Como é tradição, o blogue Carris apresenta um conto de Natal da autoria de Luís Vendeirinho para esta quadra de 2024.
Absolutio
“Sim, senhor padre. A tentação falou mais alto”. E o carteiro arrependido ergueu-se, dada a penitência, para ouvir a cortina fechar-se atrás de si enquanto caminhava no mármore tingido pela luz dum vitral. Entrara no templo confiante que as orações, impostas pelo ritual, bastariam para lhe aliviar a consciência. Engano. Ia preso por dúvidas, sufocado com o receio de bater contra a justiça dos homens, na prece para a coragem que lhe fugia vir donde não a sabia adormecida. Fora na pobreza da solidão, no abandono onde não reconhecia um só nome que pudesse dar à amizade, que tinha germinado a ideia trágica para fazê-lo acreditar na sua insanidade.

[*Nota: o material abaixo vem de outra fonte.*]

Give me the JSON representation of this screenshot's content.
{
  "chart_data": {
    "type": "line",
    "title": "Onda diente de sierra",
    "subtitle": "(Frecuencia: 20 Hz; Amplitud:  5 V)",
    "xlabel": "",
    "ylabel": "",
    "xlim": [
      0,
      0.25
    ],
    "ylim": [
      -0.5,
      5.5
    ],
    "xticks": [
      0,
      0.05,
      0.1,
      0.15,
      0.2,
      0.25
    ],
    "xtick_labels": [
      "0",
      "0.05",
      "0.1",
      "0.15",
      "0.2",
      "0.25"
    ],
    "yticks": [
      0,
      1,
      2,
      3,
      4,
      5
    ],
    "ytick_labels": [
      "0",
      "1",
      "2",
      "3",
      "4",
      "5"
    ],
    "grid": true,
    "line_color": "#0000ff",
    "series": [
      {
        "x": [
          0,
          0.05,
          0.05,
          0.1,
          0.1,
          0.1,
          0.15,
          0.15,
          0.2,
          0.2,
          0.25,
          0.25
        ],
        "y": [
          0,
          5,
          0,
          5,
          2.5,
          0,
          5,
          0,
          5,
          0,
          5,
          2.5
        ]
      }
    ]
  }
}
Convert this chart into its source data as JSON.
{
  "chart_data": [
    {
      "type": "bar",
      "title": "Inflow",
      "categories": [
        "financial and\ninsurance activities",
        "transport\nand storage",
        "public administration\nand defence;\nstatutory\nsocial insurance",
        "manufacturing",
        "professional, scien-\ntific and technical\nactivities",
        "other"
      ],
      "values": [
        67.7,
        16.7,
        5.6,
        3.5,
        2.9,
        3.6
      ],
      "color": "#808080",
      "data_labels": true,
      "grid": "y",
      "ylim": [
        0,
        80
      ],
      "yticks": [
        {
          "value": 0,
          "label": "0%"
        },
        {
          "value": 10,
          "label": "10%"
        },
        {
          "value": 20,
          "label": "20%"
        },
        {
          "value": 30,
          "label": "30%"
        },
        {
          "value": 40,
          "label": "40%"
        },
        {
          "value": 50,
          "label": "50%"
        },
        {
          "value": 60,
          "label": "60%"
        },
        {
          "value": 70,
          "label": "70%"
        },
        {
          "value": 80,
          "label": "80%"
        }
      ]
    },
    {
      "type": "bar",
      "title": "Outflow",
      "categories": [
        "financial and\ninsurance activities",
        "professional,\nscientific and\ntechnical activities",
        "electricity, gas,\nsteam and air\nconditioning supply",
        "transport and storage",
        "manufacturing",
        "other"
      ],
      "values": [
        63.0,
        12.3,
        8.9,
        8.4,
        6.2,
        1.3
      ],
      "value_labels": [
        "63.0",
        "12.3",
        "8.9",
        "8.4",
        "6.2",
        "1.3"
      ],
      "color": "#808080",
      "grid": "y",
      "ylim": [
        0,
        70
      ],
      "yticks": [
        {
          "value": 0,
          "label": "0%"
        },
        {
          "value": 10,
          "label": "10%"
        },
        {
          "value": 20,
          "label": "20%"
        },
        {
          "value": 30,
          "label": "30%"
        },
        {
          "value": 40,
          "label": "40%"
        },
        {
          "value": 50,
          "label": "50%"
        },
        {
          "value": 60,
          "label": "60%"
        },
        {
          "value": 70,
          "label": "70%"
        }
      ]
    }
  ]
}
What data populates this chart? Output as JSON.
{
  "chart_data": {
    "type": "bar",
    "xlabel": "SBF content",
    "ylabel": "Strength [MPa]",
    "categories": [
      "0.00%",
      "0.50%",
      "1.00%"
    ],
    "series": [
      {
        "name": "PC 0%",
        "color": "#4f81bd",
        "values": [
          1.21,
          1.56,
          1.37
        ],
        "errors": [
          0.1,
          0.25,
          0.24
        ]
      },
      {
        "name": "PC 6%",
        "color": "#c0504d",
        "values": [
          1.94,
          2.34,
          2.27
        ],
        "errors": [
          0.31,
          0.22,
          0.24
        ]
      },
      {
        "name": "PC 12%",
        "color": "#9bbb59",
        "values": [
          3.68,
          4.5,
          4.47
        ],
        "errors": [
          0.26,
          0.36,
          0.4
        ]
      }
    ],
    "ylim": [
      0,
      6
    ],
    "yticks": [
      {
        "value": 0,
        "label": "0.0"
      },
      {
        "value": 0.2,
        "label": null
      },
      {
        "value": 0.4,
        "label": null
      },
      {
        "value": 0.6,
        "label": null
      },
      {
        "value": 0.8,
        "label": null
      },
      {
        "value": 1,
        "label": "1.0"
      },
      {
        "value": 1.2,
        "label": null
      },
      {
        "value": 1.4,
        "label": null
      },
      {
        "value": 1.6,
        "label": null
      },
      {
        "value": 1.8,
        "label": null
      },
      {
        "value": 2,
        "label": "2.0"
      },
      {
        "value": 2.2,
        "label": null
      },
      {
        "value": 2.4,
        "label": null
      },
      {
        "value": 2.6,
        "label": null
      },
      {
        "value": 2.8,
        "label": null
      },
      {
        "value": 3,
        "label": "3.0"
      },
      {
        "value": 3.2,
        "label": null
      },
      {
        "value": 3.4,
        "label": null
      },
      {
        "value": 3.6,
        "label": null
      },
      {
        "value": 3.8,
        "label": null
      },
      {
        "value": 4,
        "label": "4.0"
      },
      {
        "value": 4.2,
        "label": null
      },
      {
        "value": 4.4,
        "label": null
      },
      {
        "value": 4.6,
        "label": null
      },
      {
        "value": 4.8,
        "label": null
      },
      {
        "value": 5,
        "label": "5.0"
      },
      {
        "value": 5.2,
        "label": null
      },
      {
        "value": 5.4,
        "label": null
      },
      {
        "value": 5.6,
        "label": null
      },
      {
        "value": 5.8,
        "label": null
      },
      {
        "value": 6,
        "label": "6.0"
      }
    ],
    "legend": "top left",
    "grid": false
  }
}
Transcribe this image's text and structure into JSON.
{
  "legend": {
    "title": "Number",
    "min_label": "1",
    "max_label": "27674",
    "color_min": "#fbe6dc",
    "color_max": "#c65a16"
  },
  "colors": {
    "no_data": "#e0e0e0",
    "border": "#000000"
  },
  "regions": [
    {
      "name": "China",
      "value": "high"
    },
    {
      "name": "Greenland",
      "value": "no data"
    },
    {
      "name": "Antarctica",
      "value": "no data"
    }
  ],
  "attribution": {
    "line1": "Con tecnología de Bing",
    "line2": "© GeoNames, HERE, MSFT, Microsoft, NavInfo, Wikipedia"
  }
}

Por altura das Festas, o saco de trabalho pesava em dobro com os votos que distribuía de casa em casa. Carregado com palavras fraternas, nessa manhã soalheira foi atraiçoado pelo sentimento negro do despeito anónimo, ele que não se lembrava já de qualquer abraço ou rosto de alegria para o conforto passageiro a que todos brindavam. Para o derradeiro cacifo, rés da calçada em frente do palacete que sempre lhe avivara a imaginação, com o jardim velado por sebes altas onde se ouvia o cantar da água, tantas vazes misturado com a música quase imperceptível vinda pela janela, tinha um maço de envelopes. Carteiro sabe sempre o que escondem os sobrescritos, sabe distingui-los pela forma, pela franquia, pelo tato. E roubou um para si, não lhe importou qual, num gesto inexplicável que foi saboroso como louvor atribuído pela dedicação a uma causa. Ao fazer-se o lampejo do remorso pela traição, já longe do local do crime, jurou não violar o segredo selado que tinha entre mãos.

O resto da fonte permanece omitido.